U.S. leadership in advancing and safeguarding the rights of the disabled is unmatched. The United States is the leader on disability issues. It's for this reason that the Convention is modeled on the disability rights laws of the United States. However, I have serious doubts that simply joining the Convention will lead to greater U.S. influence in promoting disability rights abroad. The ability of the United States to lead on this issue is not and should not be dependent upon joining this Convention. We can lead on disability rights abroad because we lead on disability rights at home.
Joining this Convention will have no impact on the disability rights of Americans in this country. Americans with disabilities are already afforded the rights contained with the treaty. Many Federal and State laws protect the rights of the disabled, including the Americans with Disabilities Act. Even proponents of the Convention acknowledge that it will not enhance the rights of individuals with disabilities in America.
We have made great strides in disability policy in America. Laws which I authored, such as the Family Opportunity Act and Money Follows the Person, not only gave the disabled health care coverage but gave them real self-determination in that health care coverage. In the future, I will continue to work to protect coverage of the disabled during difficult budgetary times and work to find solutions for the disabled that allow for coordination of support services across all an individual's needs. While I respect the concerns and goals of supporters of this treaty, we should not let this take the place of focusing on problems and solutions here in America.

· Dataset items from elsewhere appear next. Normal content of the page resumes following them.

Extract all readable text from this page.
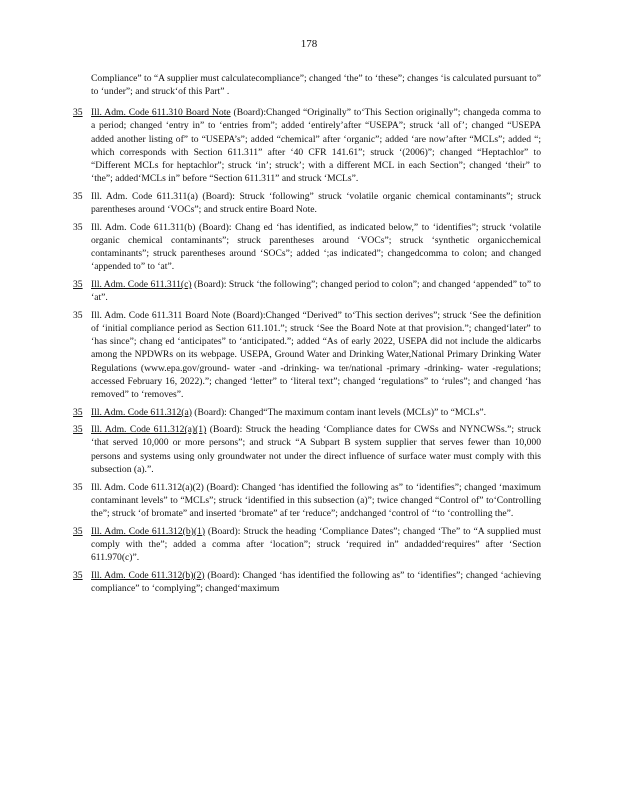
178
Compliance” to “A supplier must calculatecompliance”; changed ‘the” to ‘these”; changes ‘is calculated pursuant to” to ‘under”; and struck‘of this Part” .
35 Ill. Adm. Code 611.310 Board Note (Board):Changed “Originally” to‘This Section originally”; changeda comma to a period; changed ‘entry in” to ‘entries from”; added ‘entirely’after “USEPA”; struck ‘all of’; changed “USEPA added another listing of” to “USEPA’s”; added “chemical” after ‘organic”; added ‘are now’after “MCLs”; added “; which corresponds with Section 611.311” after ‘40 CFR 141.61”; struck ‘(2006)”; changed “Heptachlor” to “Different MCLs for heptachlor”; struck ‘in’; struck’; with a different MCL in each Section”; changed ‘their” to ‘the”; added‘MCLs in” before “Section 611.311” and struck ‘MCLs”.
35 Ill. Adm. Code 611.311(a) (Board): Struck ‘following” struck ‘volatile organic chemical contaminants”; struck parentheses around ‘VOCs”; and struck entire Board Note.
35 Ill. Adm. Code 611.311(b) (Board): Chang ed ‘has identified, as indicated below,” to ‘identifies”; struck ‘volatile organic chemical contaminants”; struck parentheses around ‘VOCs”; struck ‘synthetic organicchemical contaminants”; struck parentheses around ‘SOCs”; added ‘;as indicated”; changedcomma to colon; and changed ‘appended to” to ‘at”.
35 Ill. Adm. Code 611.311(c) (Board): Struck ‘the following”; changed period to colon”; and changed ‘appended” to” to ‘at”.
35 Ill. Adm. Code 611.311 Board Note (Board):Changed “Derived” to‘This section derives”; struck ‘See the definition of ‘initial compliance period as Section 611.101.”; struck ‘See the Board Note at that provision.”; changed‘later” to ‘has since”; chang ed ‘anticipates” to ‘anticipated.”; added “As of early 2022, USEPA did not include the aldicarbs among the NPDWRs on its webpage. USEPA, Ground Water and Drinking Water,National Primary Drinking Water Regulations (www.epa.gov/ground- water -and -drinking- wa ter/national -primary -drinking- water -regulations; accessed February 16, 2022).”; changed ‘letter” to ‘literal text”; changed ‘regulations” to ‘rules”; and changed ‘has removed” to ‘removes”.
35 Ill. Adm. Code 611.312(a) (Board): Changed“The maximum contam inant levels (MCLs)” to “MCLs”.
35 Ill. Adm. Code 611.312(a)(1) (Board): Struck the heading ‘Compliance dates for CWSs and NYNCWSs.”; struck ‘that served 10,000 or more persons”; and struck “A Subpart B system supplier that serves fewer than 10,000 persons and systems using only groundwater not under the direct influence of surface water must comply with this subsection (a).”.
35 Ill. Adm. Code 611.312(a)(2) (Board): Changed ‘has identified the following as” to ‘identifies”; changed ‘maximum contaminant levels” to “MCLs”; struck ‘identified in this subsection (a)”; twice changed “Control of” to‘Controlling the”; struck ‘of bromate” and inserted ‘bromate” af ter ‘reduce”; andchanged ‘control of ‘‘to ‘controlling the”.
35 Ill. Adm. Code 611.312(b)(1) (Board): Struck the heading ‘Compliance Dates”; changed ‘The” to “A supplied must comply with the”; added a comma after ‘location”; struck ‘required in” andadded‘requires” after ‘Section 611.970(c)”.
35 Ill. Adm. Code 611.312(b)(2) (Board): Changed ‘has identified the following as” to ‘identifies”; changed ‘achieving compliance” to ‘complying”; changed‘maximum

However, becoming a party to the Convention would subject the United States to the eighteen-member Committee on the Rights of Persons with Disabilities. This Committee is created to monitor the implementation of the Convention and provide conclusions and recommendations with regard to State Party's treaty reports. I have serious concerns about the infringement upon U.S. sovereignty by a committee tasked with providing criticisms and recommendations for the United States on our disability laws.

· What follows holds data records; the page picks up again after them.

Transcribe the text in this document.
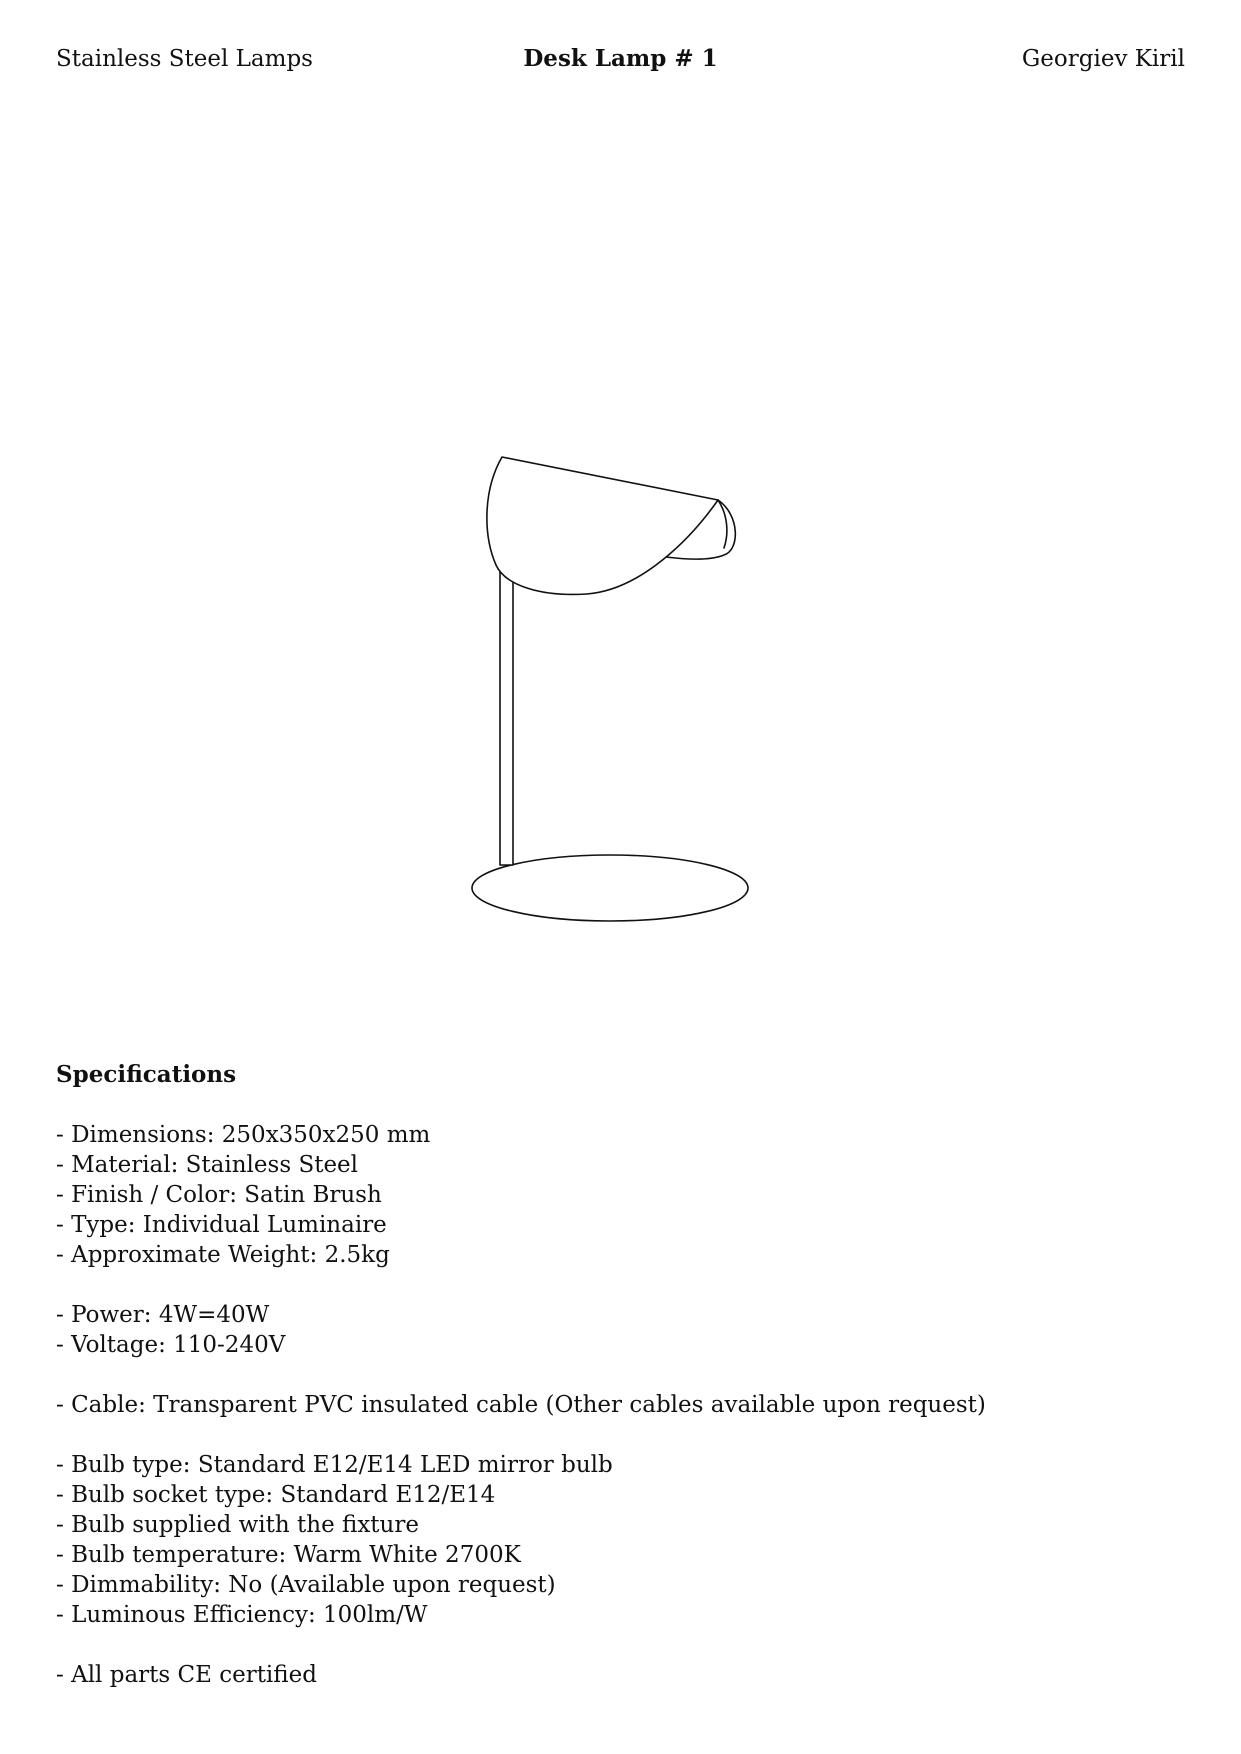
Stainless Steel Lamps	Desk Lamp # 1	Georgiev Kiril
Specifications
- Dimensions: 250x350x250 mm
- Material: Stainless Steel
- Finish / Color: Satin Brush
- Type: Individual Luminaire
- Approximate Weight: 2.5kg
- Power: 4W=40W
- Voltage: 110-240V
- Cable: Transparent PVC insulated cable (Other cables available upon request)
- Bulb type: Standard E12/E14 LED mirror bulb
- Bulb socket type: Standard E12/E14
- Bulb supplied with the fixture
- Bulb temperature: Warm White 2700K
- Dimmability: No (Available upon request)
- Luminous Efficiency: 100lm/W
- All parts CE certified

Further, the Convention raises additional concerns by unnecessarily including references in the area of "sexual and reproductive health" and the "best interests of the child." These provisions call into question the purpose of the Convention regarding abortion rights and the fundamental rights of parents to determine how best to raise their children.
It is for these reasons, along with the decision of the Majority Leader to shut out the rights of Senators by prohibiting the consideration of any amendments, that I oppose this Convention. I yield.